Hall Creek CanyonWhen we returned from building the kay-dam
(of logs and drift pins, to make again
a place where salmon might yet spawn)
we divvied up: each hauled a pack frame
loaded with tools and sundries, twice down
the canyon to its end, then up the old fire trails
a mile and a half, ducking vine maples
all the way, to his parked truck. A third trip
for three of us would end the business,
but night came on, as it generally does;
we might have come back another day, but
as the moon was full, down we went.
I folded and refolded our old tent,
and strapped it on, while the others sat
taking down the old sheepherder stove,
dumping ashes, talking.

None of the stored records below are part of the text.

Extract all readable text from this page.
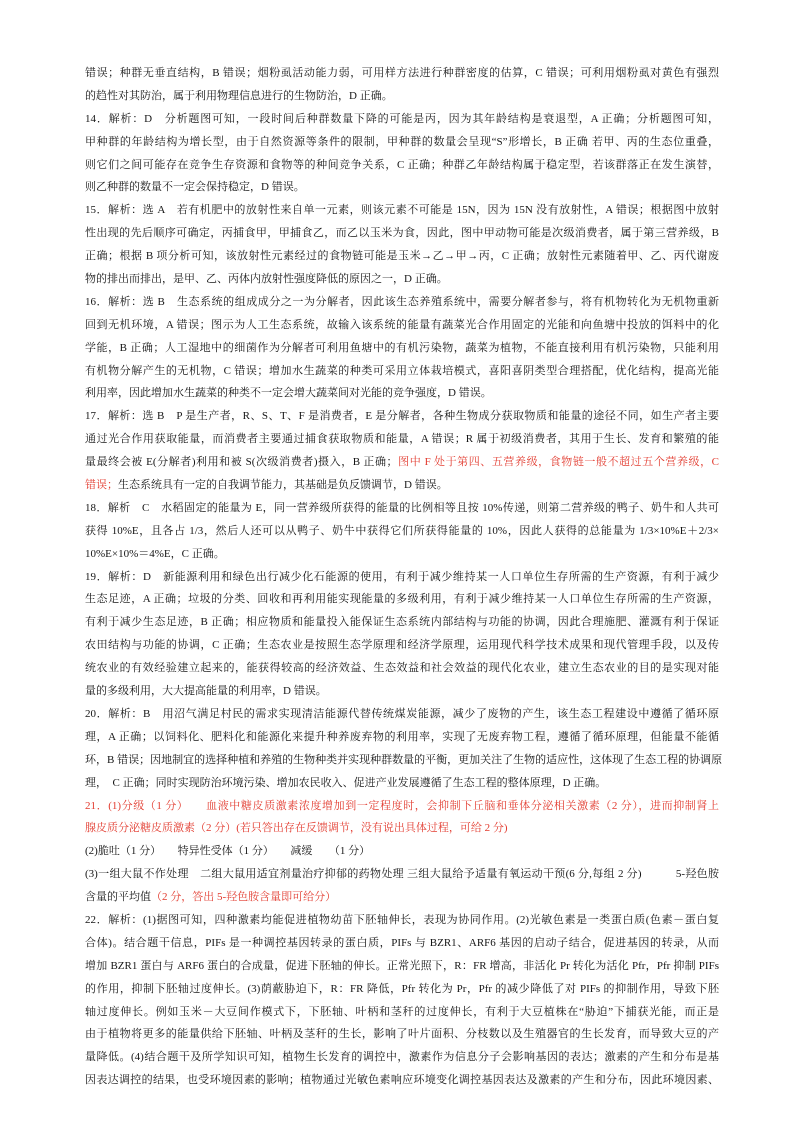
错误；种群无垂直结构，B 错误；烟粉虱活动能力弱，可用样方法进行种群密度的估算，C 错误；可利用烟粉虱对黄色有强烈
的趋性对其防治，属于利用物理信息进行的生物防治，D 正确。
14．解析：D　分析题图可知，一段时间后种群数量下降的可能是丙，因为其年龄结构是衰退型，A 正确；分析题图可知，
甲种群的年龄结构为增长型，由于自然资源等条件的限制，甲种群的数量会呈现“S”形增长，B 正确 若甲、丙的生态位重叠，
则它们之间可能存在竞争生存资源和食物等的种间竞争关系，C 正确；种群乙年龄结构属于稳定型，若该群落正在发生演替，
则乙种群的数量不一定会保持稳定，D 错误。
15．解析：选 A　若有机肥中的放射性来自单一元素，则该元素不可能是 15N，因为 15N 没有放射性，A 错误；根据图中放射
性出现的先后顺序可确定，丙捕食甲，甲捕食乙，而乙以玉米为食，因此，图中甲动物可能是次级消费者，属于第三营养级，B
正确；根据 B 项分析可知，该放射性元素经过的食物链可能是玉米→乙→甲→丙，C 正确；放射性元素随着甲、乙、丙代谢废
物的排出而排出，是甲、乙、丙体内放射性强度降低的原因之一，D 正确。
16．解析：选 B　生态系统的组成成分之一为分解者，因此该生态养殖系统中，需要分解者参与，将有机物转化为无机物重新
回到无机环境，A 错误；图示为人工生态系统，故输入该系统的能量有蔬菜光合作用固定的光能和向鱼塘中投放的饵料中的化
学能，B 正确；人工湿地中的细菌作为分解者可利用鱼塘中的有机污染物，蔬菜为植物，不能直接利用有机污染物，只能利用
有机物分解产生的无机物，C 错误；增加水生蔬菜的种类可采用立体栽培模式，喜阳喜阴类型合理搭配，优化结构，提高光能
利用率，因此增加水生蔬菜的种类不一定会增大蔬菜间对光能的竞争强度，D 错误。
17．解析：选 B　P 是生产者，R、S、T、F 是消费者，E 是分解者，各种生物成分获取物质和能量的途径不同，如生产者主要
通过光合作用获取能量，而消费者主要通过捕食获取物质和能量，A 错误；R 属于初级消费者，其用于生长、发育和繁殖的能
量最终会被 E(分解者)利用和被 S(次级消费者)摄入，B 正确；图中 F 处于第四、五营养级，食物链一般不超过五个营养级，C
错误；生态系统具有一定的自我调节能力，其基础是负反馈调节，D 错误。
18．解析　C　水稻固定的能量为 E，同一营养级所获得的能量的比例相等且按 10%传递，则第二营养级的鸭子、奶牛和人共可
获得 10%E，且各占 1/3，然后人还可以从鸭子、奶牛中获得它们所获得能量的 10%，因此人获得的总能量为 1/3×10%E＋2/3×
10%E×10%＝4%E，C 正确。
19．解析：D　新能源利用和绿色出行减少化石能源的使用，有利于减少维持某一人口单位生存所需的生产资源，有利于减少
生态足迹，A 正确；垃圾的分类、回收和再利用能实现能量的多级利用，有利于减少维持某一人口单位生存所需的生产资源，
有利于减少生态足迹，B 正确；相应物质和能量投入能保证生态系统内部结构与功能的协调，因此合理施肥、灌溉有利于保证
农田结构与功能的协调，C 正确；生态农业是按照生态学原理和经济学原理，运用现代科学技术成果和现代管理手段，以及传
统农业的有效经验建立起来的，能获得较高的经济效益、生态效益和社会效益的现代化农业，建立生态农业的目的是实现对能
量的多级利用，大大提高能量的利用率，D 错误。
20．解析：B　用沼气满足村民的需求实现清洁能源代替传统煤炭能源，减少了废物的产生，该生态工程建设中遵循了循环原
理，A 正确；以饲料化、肥料化和能源化来提升种养废弃物的利用率，实现了无废弃物工程，遵循了循环原理，但能量不能循
环，B 错误；因地制宜的选择种植和养殖的生物种类并实现种群数量的平衡，更加关注了生物的适应性，这体现了生态工程的协调原
理，　C 正确；同时实现防治环境污染、增加农民收入、促进产业发展遵循了生态工程的整体原理，D 正确。
21．(1)分级（1 分）　　血液中糖皮质激素浓度增加到一定程度时，会抑制下丘脑和垂体分泌相关激素（2 分），进而抑制肾上
腺皮质分泌糖皮质激素（2 分）(若只答出存在反馈调节，没有说出具体过程，可给 2 分)
(2)脆吐（1 分）　　特异性受体（1 分）　　减缓　　（1 分）
(3)一组大鼠不作处理　二组大鼠用适宜剂量治疗抑郁的药物处理 三组大鼠给予适量有氧运动干预(6 分,每组 2 分)　　　5-羟色胺
含量的平均值（2 分，答出 5-羟色胺含量即可给分）
22．解析：(1)据图可知，四种激素均能促进植物幼苗下胚轴伸长，表现为协同作用。(2)光敏色素是一类蛋白质(色素－蛋白复
合体)。结合题干信息，PIFs 是一种调控基因转录的蛋白质，PIFs 与 BZR1、ARF6 基因的启动子结合，促进基因的转录，从而
增加 BZR1 蛋白与 ARF6 蛋白的合成量，促进下胚轴的伸长。正常光照下，R：FR 增高，非活化 Pr 转化为活化 Pfr，Pfr 抑制 PIFs
的作用，抑制下胚轴过度伸长。(3)荫蔽胁迫下，R：FR 降低，Pfr 转化为 Pr，Pfr 的减少降低了对 PIFs 的抑制作用，导致下胚
轴过度伸长。例如玉米－大豆间作模式下，下胚轴、叶柄和茎秆的过度伸长，有利于大豆植株在“胁迫”下捕获光能，而正是
由于植物将更多的能量供给下胚轴、叶柄及茎秆的生长，影响了叶片面积、分枝数以及生殖器官的生长发育，而导致大豆的产
量降低。(4)结合题干及所学知识可知，植物生长发育的调控中，激素作为信息分子会影响基因的表达；激素的产生和分布是基
因表达调控的结果，也受环境因素的影响；植物通过光敏色素响应环境变化调控基因表达及激素的产生和分布，因此环境因素、
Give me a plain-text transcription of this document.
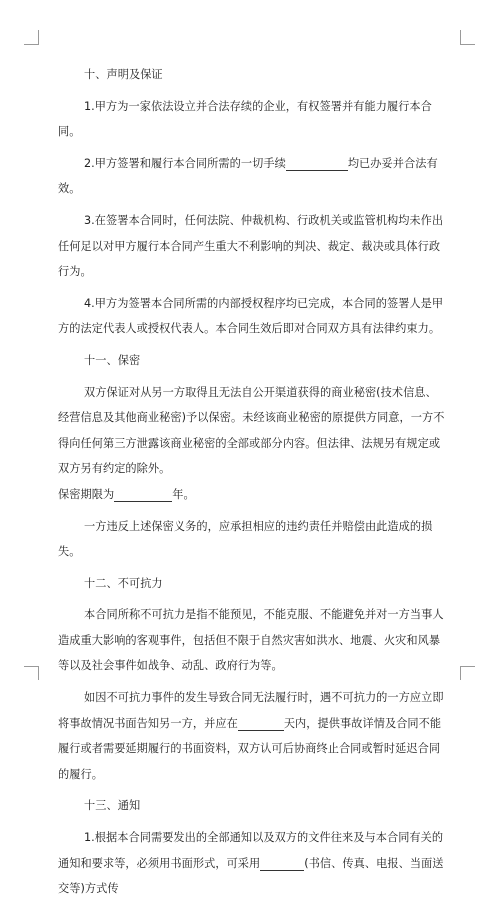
十、声明及保证

1.甲方为一家依法设立并合法存续的企业，有权签署并有能力履行本合同。

2.甲方签署和履行本合同所需的一切手续	均已办妥并合法有效。

3.在签署本合同时，任何法院、仲裁机构、行政机关或监管机构均未作出任何足以对甲方履行本合同产生重大不利影响的判决、裁定、裁决或具体行政行为。

4.甲方为签署本合同所需的内部授权程序均已完成，本合同的签署人是甲方的法定代表人或授权代表人。本合同生效后即对合同双方具有法律约束力。

十一、保密

双方保证对从另一方取得且无法自公开渠道获得的商业秘密(技术信息、经营信息及其他商业秘密)予以保密。未经该商业秘密的原提供方同意，一方不得向任何第三方泄露该商业秘密的全部或部分内容。但法律、法规另有规定或双方另有约定的除外。

保密期限为	年。

一方违反上述保密义务的，应承担相应的违约责任并赔偿由此造成的损失。

十二、不可抗力

本合同所称不可抗力是指不能预见，不能克服、不能避免并对一方当事人造成重大影响的客观事件，包括但不限于自然灾害如洪水、地震、火灾和风暴等以及社会事件如战争、动乱、政府行为等。

如因不可抗力事件的发生导致合同无法履行时，遇不可抗力的一方应立即将事故情况书面告知另一方，并应在	天内，提供事故详情及合同不能履行或者需要延期履行的书面资料，双方认可后协商终止合同或暂时延迟合同的履行。

十三、通知

1.根据本合同需要发出的全部通知以及双方的文件往来及与本合同有关的通知和要求等，必须用书面形式，可采用	(书信、传真、电报、当面送交等)方式传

I would walk ahead,
I said, and slumped off down the scoured
sandstone ledge of the dry wash, admiring,
even in near exhaustion, the old moon
drifting among the snags. I came upon
the canyon with its pools and riffles,
and, regarding the first fire trail
as too steep, trudged on to the second,
wading a beaver pond. Logs at the downstream end,
old growth, were loosely piled like jackstraws,
and I footed along them easily as I had done
in hundreds of deep draws. A big cedar sighed,
turned so ever slightly in its sleep, and with
an almost inaudible click, closed over my shoe.
There was with me no axe, no lever of any kind.
I stood knee deep in black water, too far
from the landing to be heard, neatly caught.
What if my co-workers took that other trail?
I looked back as I unshipped the heavy pack,
seeing no movement but the falling moon,
knowing that a man alone in such a place
has, while he is there, no name at all.